Когда Павел уже переступал порог изолятора, в голове его прозвучало:

«На мэ созис, о антропэ!!!»

Паша не обернулся.

* * *

События последующих двух дней слабо запечатлелись в памяти Павла – видимо, мозг его поставил защитный барьер; привычно, как и положено мозгу интроверта, загородился от ужасов внешней жизни. Павел, как образцовый рак-отшельник, заполз задницей в извивы своей раковины, впихнулся в раковину всем телом и душой, спрятал голову меж коленей и закупорил вход раздутой до размеров двери левой клешней. Его вызывали в администрацию, заставляли писать объяснительные – одну за другой, вызывали на спешно созванную подкомиссию в областной департамент здравоохранения, и дрючили, дрючили, дрючили… Кажется, Павел старался выглядеть виноватым изо всех сил.
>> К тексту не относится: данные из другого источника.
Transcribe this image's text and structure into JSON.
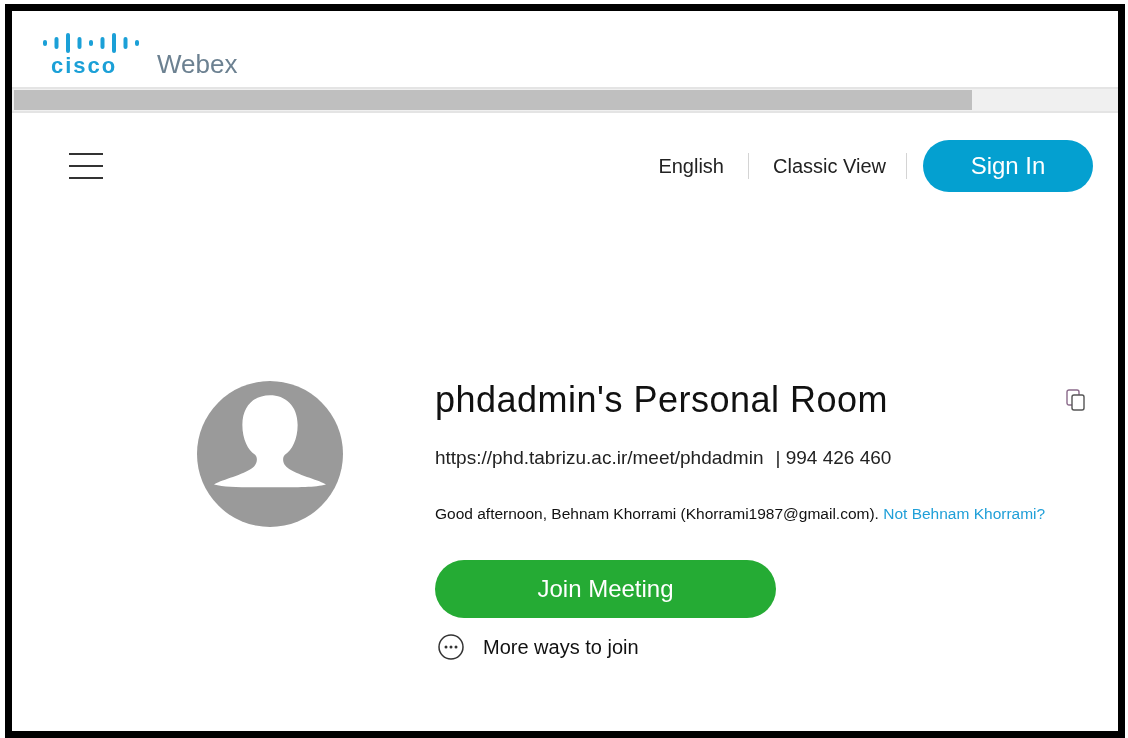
{
  "logo": {
    "brand": "cisco",
    "product": "Webex"
  },
  "nav": {
    "links": [
      "English",
      "Classic View"
    ],
    "sign_in": "Sign In"
  },
  "room": {
    "title": "phdadmin's Personal Room",
    "url": "https://phd.tabrizu.ac.ir/meet/phdadmin",
    "meeting_number": "| 994 426 460",
    "greeting": "Good afternoon, Behnam Khorrami (Khorrami1987@gmail.com).",
    "greeting_link": "Not Behnam Khorrami?",
    "join_button": "Join Meeting",
    "more_ways": "More ways to join"
  }
}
Кажется… Он бросил употреблять коньяк, зато начал таскать с собой валидол, отправляя в рот остро пахнущую таблетку перед каждой новой вздрючкой. Он приносил на работу запасную рубашку, потому что первая через три часа вся промокала от пота и начинала невыносимо вонять. Он повязывал темно-серый, изрядно пожеванный галстук и не ослаблял его узла даже в туалете…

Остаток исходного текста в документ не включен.